Vinorelbine, a chemotherapy drug, is sold under the trade name of Navelbine to treat various types of cancer. It has been approved for treatment of non-small-cell lung cancer and works in damaging cancer cells. It helps to block the cancer growth by stopping the cancer cells from separating into two new cells. It is an active therapeutic option for treatment of early as well as advanced NSCLC.
How is it given?
Vinorelbine is usually given through a vein by intravenous injection or infusion. Your nurse will give you it as a drip into your cannula between 5-10 minutes. Vinorelbine capsules are also given to the patients in form of 20mg, 30mg and 80mg. The patients will swallow them with water and do not chew or suck them. Your doctor or nurse will determine the dosage and course of treatment. It is generally given on days 1 and 8 every 3 weeks. It is the third-generation drug that has shown consistent improvement in survival on a long-term basis.

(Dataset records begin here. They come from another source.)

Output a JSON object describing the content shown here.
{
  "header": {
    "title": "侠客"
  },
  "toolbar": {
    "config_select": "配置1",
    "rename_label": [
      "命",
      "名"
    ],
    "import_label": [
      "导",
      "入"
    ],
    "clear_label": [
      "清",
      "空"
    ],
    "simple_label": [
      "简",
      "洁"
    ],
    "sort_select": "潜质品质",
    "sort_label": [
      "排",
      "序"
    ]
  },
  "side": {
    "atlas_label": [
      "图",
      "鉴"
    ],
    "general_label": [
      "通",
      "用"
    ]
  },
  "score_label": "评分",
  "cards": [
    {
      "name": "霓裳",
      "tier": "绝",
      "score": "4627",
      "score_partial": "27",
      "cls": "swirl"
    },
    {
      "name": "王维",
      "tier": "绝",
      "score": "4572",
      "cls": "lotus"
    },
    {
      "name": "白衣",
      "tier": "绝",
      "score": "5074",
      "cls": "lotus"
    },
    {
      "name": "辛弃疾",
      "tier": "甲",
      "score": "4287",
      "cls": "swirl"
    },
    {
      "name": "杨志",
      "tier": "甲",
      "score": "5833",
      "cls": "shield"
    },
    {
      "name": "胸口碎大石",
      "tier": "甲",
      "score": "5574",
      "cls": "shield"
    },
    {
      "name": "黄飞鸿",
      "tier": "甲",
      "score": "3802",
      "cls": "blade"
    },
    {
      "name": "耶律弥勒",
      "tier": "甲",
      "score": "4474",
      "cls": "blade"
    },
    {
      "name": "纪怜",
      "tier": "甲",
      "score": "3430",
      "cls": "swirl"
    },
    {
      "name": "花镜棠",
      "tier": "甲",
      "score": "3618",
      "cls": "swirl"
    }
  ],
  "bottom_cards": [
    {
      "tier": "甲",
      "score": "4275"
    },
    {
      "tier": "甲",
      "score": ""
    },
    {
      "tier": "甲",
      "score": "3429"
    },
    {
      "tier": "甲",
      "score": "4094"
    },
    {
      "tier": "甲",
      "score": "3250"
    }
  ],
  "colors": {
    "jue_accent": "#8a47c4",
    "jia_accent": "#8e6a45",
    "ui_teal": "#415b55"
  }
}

We have listed the side effects associated with Vinorelbine. You may or may not experience this. They may be mild or more severe. The side effects depend on your general health and the dosage of the drug. The side effects may be different when you are taking this drug with other medicines.
Common Side Effects
- Drop in red blood cells resulting in tiredness and breathlessness
- Constipation can be an issue
- Muscle weakness or vomiting
- Feeling or being sick
- Hair loss
- Temporary numbness and tingling
- Loss or appetite
- Sore mouth
- Tell your doctor about any other medicines you are taking
- Talk to your doctor about the side effects you are facing
- You should not breastfeed during the treatment
- Talk to your doctor about effective contraception before the treatment begins
Vinorelbine has shown to be an effective agent among patients with advanced disease. As the treatment of NSCLC becomes personalized, the role of Vinorelbine varies from person to person. But, it remains a vital agent in the treatment of NSCLC based on its tolerability.
All information provided in this blog is for educational purposes only and is not a substitute for medical advice.